Shaved Fennel & Potato Hash With Smoked Pork Belly (Slab Bacon)
Serves 6 to 8. Recipe is by Jaime Hernandez, executive chef of Juban’s Restaurant. This recipe works best in a well-seasoned, cast-iron skillet. Serve with two sunny-side-up eggs for a hearty meal.
8 ozs. bacon, cut into small cubes or strips
8 ozs. onions, shaved thin on mandolin
4 medium fennel bulbs, about 1 lb., shaved thin
1/2 oz. seasoned salt
1 lb. fresh potatoes, shredded (young potatoes work best)
1/2 oz. fresh herbs (rosemary and parsley are good)
1. Over medium heat, render bacon in the skillet, cooking until it is crisp and golden brown. Remove pan from the fire and drain bacon on a paper-towel lined plate.

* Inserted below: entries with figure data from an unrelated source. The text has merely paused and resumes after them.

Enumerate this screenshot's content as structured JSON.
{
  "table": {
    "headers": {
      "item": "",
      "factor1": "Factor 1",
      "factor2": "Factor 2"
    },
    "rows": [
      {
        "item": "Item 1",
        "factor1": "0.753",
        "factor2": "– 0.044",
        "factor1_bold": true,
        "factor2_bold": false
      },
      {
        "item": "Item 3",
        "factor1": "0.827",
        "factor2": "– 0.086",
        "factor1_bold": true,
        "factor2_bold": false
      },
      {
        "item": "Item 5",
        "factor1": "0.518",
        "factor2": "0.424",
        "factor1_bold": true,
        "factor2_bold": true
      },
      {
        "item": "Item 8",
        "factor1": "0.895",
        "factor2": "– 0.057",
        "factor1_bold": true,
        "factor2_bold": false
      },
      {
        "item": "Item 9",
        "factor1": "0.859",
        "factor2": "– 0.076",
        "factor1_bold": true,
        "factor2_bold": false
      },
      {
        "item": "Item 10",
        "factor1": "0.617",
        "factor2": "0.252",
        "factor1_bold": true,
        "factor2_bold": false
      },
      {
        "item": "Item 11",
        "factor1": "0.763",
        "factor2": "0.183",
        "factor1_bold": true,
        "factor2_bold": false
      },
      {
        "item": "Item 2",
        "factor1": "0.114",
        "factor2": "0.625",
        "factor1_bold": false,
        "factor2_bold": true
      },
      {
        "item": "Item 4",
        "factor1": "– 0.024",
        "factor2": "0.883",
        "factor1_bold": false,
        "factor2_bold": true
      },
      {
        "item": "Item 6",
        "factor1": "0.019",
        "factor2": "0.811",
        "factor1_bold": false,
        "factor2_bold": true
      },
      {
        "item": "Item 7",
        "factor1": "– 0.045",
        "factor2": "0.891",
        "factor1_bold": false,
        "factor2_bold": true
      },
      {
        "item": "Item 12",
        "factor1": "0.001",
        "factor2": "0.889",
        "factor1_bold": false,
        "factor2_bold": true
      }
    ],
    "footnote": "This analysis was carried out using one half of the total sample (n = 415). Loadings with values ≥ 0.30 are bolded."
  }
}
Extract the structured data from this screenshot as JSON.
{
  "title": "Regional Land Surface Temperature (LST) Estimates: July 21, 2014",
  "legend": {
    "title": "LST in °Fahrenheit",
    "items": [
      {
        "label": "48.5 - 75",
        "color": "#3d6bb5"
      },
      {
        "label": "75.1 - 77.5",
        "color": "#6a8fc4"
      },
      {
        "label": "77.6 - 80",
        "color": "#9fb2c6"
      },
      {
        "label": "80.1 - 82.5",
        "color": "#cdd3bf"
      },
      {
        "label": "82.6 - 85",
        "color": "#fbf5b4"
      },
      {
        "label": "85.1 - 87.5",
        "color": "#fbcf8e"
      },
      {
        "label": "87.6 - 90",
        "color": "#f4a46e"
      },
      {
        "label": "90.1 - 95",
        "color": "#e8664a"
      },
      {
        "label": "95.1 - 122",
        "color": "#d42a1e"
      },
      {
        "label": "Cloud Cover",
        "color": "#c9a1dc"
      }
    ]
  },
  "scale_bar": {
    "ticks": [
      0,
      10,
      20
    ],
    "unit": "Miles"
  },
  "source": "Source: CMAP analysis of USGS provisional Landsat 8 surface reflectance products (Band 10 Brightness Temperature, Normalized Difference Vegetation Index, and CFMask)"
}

2. Drain all but 2 tablespoons of fat from the pan. Put pan over medium heat and add the onions, fennel and seasoned salt. Cook for about 5 minutes, stirring gently. Fold potatoes into mixture and cook for 5 minutes, stirring gently.
3. Add bacon and fresh herbs and fold together, then cook until potatoes are tender, about 5 to 10 minutes.